Now it seems that a tribal king, usually seen in sumptuous traditional fabrics and dripping with gold trinkets from the mines that dot his accepted kingdom, is implicated. Witnesses have testified some of the suspected drug traffickers visited his palace. At least one witness alleged the king called for a delay in the police investigation into the missing drugs. His brother-in-law is one of four men charged with drug smuggling in connection with the case. (None of the allegations made at the commission have been proven in court.)
The numbers certainly support the idea that Ghana is fast becoming a quick route for cocaine working its way to Europe. Narcotics control officers monitoring Ghana's international airport seized more than 600 kg of cocaine and another 71.5 kg of heroin in 2004. "Most are from so-called stuffers and swallowers, who secrete narcotics in their bodily orifices or swallow them wrapped in condoms, for later retrieval," said Amado Philip de Andrés, deputy regional representative for the UN's office on drugs and crime.
The sting operation is not high tech — suspected drug couriers are taken to hospital and X-rayed — but that's a massive jump from the 17 kg of cocaine seized in 2000. The five-member commission investigating the whereabouts of the missing drugs was initially expected to point the finger at the narcotics control board. Then a secret tape-recording of Assistant Police Commissioner Kofi Boakye discussing the missing coke with known drug traffickers was turned over to a local newspaper. And the glamorous Ghanaian girlfriend of one of the suspected Venezuelan drug smugglers came forward with the story of a $200,000 bribe she hand-delivered to Boakye.

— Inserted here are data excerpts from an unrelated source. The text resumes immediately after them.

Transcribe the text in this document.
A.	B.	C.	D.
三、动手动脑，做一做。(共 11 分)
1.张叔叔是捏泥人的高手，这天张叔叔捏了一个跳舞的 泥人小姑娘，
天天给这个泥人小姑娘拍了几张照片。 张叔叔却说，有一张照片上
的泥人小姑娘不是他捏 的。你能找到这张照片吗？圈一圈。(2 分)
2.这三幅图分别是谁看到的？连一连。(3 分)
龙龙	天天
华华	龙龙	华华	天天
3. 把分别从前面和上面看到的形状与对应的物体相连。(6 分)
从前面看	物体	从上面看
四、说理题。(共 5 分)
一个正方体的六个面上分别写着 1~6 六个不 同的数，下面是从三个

De Andrés said although few drug officers think politicians are working with drug dealers, there have been several cases where trials have been halted or charges dropped on the instructions of a person in power. "It's fair to say that law enforcement in Ghana are generally professional and honest," de Andrés said. "There are numerous examples of the success of Ghanaian law enforcement agencies in fighting organized criminal groups involved in drug trafficking."
The West African country is considered by the international community and charities alike to be a model of stability and good governance in a region awash in corruption and conflict. Still, most Ghanaians aren't surprised by the idea that the cops may be on the take. More than 90 per cent of people polled by the Ghana Centre for Democratic Development said they'd either bribed or been asked to bribe a police officer. The committee's report on its findings are expected next month.